Showing them Jesus includes giving them van rides, serving pancakes or passing out packets of sunblock.

During van rides, Ashmore said girls often would speak of coming to the island to meet a guy to marry.

“They get emotional and say, ‘Why won’t anybody love me?’” she said.

To one girl who spoke about men always leaving her, Ashmore told her about why she followed Jesus.

“His promises will never be broken,” she said.

Such conversations and actions are the reason Baptist Student Mission Director Shawn Shannon has taken the university’s students to the Beach Reach the past four years.

“They have a chance to give their lives away at a time and place where such intervention makes quite a difference,” she said.

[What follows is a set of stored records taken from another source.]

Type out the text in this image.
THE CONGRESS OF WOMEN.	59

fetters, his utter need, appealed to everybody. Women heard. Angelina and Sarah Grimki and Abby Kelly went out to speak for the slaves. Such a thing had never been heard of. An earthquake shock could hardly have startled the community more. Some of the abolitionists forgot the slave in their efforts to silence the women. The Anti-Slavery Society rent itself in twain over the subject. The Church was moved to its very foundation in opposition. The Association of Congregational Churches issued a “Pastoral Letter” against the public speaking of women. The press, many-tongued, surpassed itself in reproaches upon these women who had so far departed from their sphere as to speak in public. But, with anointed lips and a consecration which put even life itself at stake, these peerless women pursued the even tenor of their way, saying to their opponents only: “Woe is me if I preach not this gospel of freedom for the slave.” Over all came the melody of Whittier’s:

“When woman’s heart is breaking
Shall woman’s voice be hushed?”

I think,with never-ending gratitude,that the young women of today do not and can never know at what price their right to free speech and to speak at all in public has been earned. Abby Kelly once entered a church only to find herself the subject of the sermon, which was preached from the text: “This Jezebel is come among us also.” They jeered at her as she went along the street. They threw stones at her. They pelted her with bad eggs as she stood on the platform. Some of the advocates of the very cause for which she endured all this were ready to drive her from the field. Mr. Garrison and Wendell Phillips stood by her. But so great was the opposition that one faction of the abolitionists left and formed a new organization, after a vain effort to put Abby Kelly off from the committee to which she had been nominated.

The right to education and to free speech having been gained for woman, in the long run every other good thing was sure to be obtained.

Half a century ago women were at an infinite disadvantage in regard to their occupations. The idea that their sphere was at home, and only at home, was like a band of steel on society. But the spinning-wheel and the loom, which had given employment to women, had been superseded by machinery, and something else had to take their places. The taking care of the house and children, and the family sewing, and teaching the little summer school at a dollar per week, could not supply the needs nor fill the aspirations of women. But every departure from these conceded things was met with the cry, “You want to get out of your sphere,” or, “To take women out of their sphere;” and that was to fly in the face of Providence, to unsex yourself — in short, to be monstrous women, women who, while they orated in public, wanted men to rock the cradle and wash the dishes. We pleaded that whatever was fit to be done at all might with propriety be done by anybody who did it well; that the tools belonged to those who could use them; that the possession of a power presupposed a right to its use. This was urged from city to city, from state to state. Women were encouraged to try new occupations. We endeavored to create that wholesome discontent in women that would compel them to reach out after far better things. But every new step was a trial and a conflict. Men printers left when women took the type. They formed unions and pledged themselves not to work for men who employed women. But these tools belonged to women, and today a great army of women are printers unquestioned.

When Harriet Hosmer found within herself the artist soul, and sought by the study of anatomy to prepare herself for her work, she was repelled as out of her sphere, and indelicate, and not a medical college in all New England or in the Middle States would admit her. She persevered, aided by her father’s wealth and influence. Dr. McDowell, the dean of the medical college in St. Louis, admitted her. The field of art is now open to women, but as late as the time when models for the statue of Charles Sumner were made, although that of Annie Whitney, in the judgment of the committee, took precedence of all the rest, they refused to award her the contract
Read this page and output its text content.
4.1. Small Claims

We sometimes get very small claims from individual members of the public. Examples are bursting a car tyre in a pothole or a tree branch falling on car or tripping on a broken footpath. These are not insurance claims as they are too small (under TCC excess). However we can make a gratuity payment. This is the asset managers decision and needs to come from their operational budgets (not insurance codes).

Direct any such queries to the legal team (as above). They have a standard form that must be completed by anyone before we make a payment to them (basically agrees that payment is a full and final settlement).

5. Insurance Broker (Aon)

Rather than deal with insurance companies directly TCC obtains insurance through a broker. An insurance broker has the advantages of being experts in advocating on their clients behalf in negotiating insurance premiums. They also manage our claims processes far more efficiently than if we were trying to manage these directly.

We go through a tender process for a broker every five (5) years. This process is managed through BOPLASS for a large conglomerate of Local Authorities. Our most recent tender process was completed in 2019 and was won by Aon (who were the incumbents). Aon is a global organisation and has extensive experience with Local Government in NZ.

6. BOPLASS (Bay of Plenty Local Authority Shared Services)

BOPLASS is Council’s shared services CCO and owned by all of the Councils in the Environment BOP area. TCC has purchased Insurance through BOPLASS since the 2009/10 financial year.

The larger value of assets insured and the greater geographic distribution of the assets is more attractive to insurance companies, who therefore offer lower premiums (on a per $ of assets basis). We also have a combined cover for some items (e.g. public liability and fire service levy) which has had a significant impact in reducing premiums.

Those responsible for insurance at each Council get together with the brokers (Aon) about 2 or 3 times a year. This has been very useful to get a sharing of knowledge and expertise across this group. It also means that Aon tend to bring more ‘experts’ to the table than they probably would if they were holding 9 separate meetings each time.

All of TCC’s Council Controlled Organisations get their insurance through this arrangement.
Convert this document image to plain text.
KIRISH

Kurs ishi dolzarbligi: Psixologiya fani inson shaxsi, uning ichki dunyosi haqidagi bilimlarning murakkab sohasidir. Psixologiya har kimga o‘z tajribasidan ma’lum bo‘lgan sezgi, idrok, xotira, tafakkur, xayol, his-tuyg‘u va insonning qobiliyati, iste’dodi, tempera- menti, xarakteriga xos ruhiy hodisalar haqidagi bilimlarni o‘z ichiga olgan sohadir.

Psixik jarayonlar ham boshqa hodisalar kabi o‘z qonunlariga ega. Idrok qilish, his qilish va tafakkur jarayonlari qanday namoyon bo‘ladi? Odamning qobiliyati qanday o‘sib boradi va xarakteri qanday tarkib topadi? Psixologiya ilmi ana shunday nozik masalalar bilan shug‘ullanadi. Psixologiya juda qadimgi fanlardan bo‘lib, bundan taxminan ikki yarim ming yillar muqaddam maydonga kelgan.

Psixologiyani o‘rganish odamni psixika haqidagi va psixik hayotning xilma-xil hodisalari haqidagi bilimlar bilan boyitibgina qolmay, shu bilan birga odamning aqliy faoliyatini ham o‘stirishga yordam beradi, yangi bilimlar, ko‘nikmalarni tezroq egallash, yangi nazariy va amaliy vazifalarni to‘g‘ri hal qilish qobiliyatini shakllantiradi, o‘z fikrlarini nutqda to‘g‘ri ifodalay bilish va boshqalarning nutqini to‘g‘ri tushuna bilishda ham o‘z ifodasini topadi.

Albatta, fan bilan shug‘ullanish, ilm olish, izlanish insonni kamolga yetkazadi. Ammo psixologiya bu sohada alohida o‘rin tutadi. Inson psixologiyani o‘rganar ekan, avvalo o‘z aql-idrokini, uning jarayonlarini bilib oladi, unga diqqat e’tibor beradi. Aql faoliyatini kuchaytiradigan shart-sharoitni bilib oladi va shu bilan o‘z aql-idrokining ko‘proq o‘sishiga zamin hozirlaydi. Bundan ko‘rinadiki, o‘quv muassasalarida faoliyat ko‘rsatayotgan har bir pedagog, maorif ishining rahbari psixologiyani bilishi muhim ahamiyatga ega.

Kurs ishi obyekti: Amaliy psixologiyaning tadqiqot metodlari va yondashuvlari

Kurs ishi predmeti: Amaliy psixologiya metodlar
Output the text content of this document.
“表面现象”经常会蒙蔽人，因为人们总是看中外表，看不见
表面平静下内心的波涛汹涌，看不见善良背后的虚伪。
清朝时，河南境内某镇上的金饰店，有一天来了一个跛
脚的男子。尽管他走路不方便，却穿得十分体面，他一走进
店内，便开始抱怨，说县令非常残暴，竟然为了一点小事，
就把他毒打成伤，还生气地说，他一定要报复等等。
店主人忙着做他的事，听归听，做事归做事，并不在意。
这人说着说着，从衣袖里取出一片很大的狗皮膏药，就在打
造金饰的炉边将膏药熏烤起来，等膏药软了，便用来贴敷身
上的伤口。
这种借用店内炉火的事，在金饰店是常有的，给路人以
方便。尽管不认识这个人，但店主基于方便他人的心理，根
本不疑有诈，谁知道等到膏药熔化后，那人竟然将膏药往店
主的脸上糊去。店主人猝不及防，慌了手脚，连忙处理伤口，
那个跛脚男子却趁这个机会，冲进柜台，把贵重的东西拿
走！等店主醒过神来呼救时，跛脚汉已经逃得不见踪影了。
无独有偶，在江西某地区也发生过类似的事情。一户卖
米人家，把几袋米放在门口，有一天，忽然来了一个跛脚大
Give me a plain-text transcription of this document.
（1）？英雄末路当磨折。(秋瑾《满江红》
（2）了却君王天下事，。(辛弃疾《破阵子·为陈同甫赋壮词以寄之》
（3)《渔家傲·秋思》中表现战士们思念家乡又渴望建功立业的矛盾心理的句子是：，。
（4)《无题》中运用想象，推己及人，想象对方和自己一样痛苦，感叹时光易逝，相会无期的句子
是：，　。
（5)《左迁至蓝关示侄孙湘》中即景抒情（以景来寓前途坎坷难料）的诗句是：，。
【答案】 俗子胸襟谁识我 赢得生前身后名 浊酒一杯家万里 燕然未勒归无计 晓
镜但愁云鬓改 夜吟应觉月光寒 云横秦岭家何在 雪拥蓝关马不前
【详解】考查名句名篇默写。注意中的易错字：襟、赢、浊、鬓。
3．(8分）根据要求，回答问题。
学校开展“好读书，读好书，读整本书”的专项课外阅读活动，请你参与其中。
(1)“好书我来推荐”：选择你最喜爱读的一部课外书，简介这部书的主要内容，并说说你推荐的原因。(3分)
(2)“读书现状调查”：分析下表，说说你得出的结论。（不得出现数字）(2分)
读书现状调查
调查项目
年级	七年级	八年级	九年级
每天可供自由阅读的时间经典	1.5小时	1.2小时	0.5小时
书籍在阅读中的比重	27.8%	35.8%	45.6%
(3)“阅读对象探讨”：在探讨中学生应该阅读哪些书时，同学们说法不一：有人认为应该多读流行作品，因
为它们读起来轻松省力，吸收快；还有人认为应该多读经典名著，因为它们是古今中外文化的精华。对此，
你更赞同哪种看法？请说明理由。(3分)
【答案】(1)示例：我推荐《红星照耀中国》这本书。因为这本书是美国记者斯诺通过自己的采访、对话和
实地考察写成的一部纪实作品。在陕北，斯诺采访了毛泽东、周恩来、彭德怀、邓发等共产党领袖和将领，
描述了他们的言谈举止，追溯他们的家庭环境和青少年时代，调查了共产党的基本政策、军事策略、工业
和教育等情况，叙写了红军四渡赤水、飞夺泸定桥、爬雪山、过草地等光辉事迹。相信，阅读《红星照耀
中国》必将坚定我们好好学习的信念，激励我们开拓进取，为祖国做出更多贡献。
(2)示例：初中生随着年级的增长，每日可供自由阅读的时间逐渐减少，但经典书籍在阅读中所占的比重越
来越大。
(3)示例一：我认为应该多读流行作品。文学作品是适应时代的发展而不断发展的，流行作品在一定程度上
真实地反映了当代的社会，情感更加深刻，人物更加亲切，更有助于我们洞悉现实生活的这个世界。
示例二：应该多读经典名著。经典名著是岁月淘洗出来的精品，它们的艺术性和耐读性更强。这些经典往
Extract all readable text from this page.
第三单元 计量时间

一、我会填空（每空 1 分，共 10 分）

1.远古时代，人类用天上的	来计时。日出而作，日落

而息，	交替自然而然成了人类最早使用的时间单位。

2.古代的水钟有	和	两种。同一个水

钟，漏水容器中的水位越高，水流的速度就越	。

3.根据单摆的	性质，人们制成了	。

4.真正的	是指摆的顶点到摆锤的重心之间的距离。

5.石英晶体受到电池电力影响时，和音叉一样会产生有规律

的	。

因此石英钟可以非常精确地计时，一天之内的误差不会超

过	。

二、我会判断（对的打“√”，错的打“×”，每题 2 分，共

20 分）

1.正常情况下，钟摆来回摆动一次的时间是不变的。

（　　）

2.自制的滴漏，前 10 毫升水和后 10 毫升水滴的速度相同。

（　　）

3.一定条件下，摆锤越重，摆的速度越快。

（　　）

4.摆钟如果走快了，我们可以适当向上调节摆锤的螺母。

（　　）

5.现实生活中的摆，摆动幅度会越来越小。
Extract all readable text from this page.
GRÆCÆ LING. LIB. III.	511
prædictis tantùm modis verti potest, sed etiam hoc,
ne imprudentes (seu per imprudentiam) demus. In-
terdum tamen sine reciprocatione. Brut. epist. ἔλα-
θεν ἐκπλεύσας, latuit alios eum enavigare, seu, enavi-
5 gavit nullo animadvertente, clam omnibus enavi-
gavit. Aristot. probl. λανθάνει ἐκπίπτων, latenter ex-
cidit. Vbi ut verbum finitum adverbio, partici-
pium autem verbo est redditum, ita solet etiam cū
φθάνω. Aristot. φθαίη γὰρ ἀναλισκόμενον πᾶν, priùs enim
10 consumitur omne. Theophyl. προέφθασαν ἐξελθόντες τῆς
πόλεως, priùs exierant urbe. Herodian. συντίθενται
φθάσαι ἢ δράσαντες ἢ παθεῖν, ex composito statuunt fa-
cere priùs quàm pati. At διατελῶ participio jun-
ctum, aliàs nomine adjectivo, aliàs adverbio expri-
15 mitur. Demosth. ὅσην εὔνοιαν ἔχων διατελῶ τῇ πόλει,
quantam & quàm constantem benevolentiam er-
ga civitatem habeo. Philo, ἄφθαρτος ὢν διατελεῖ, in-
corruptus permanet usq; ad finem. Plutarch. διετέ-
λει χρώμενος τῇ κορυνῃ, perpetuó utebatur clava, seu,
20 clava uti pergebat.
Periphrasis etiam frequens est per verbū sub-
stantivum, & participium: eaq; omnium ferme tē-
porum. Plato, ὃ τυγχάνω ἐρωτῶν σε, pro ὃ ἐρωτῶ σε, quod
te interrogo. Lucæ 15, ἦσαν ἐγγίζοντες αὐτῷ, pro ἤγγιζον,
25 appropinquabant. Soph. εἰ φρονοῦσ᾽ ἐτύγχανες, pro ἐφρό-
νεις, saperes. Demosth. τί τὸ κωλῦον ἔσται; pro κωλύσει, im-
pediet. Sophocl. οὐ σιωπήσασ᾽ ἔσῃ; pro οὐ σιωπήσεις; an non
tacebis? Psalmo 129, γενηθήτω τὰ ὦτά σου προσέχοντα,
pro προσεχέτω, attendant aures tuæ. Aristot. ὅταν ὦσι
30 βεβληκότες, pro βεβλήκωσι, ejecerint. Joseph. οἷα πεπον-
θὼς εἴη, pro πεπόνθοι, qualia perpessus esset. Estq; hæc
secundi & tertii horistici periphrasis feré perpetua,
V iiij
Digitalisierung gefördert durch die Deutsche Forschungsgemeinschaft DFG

Sometimes that difference can be physical, as well as spiritual.

As Copeland and another UMHB Campus Missionary Bear Garza were patrolling in the van to pickup students, they encountered a driver passed out at the wheel of his car at a busy intersection’s stop sign.

When they finally were able to wake him, they loaded him into the van to take him to his house.

“When you pass out your body goes limp,” Copeland said. “But his leg did not, it stayed pushing on the brake so he didn’t go into the intersection and his car get T-boned. This man had just graduated from college, and God gave him a second chance. It was just a complete miracle to me.”